Corn prices drive SA livestock feed producers to wheat

Bloomberg.com reports that according to the country's biggest feed company, South African livestock feed producers are turning to wheat as an alternative to corn for the first time in a decade after a surge in corn prices. An official at Meadow Feeds Ltd., who declined to be identified in line with company policy, said that wheat is being used for animal feed in the Western Cape Province, which produces about two fifths of South Africa's wheat.

Meadow, owned by Pretoria, South Africa-based Astral Foods Ltd. (ARL), supplies feed for farm animals ranging from chickens and ostriches to cattle.

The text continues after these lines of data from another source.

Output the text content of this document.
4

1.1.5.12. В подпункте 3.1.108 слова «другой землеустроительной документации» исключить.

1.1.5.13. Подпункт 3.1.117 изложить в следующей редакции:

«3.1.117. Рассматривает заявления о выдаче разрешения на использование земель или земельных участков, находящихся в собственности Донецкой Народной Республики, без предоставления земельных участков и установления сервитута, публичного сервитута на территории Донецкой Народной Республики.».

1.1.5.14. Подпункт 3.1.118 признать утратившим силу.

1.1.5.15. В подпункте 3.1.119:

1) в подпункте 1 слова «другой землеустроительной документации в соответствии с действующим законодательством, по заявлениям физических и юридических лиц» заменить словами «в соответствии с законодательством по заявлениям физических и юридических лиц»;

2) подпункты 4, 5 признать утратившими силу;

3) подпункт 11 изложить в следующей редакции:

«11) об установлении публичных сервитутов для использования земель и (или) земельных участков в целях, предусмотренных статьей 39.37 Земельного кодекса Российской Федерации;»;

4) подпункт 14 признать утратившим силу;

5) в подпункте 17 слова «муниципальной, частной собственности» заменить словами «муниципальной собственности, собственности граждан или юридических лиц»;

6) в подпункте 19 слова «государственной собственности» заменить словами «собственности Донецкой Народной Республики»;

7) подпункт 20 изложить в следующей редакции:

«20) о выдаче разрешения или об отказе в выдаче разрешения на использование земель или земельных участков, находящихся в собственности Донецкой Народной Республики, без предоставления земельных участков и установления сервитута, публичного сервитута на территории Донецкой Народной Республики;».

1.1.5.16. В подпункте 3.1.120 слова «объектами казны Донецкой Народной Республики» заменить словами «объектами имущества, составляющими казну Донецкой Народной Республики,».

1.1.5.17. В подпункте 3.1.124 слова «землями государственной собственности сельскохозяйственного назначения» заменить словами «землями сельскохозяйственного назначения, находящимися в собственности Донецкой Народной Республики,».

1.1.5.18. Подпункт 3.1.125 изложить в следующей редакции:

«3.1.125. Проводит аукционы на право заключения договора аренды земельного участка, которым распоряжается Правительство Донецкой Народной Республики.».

While yellow corn is still being used, the difference between the cost of wheat produced in the province and corn shipped from other provinces is making wheat an affordable alternative, the Meadow official told Bloomberg.com. Corn prices in South Africa have surged after national stocks of the grain plunged 40 percent as of the end of November, the biggest fall in at least a decade, because of a surge in exports. "This is happening for the first time in roughly 10 years," the official said.

Yellow corn for March delivery closed trade at 2,570 rand a ton on the South African Futures Exchange in Johannesburg, and has increased 39 percent in the last six months while wheat for delivery in that month closed trade at 2,795 rand, a difference of 225 rand. Six months ago wheat was 940 rand more expensive than yellow corn.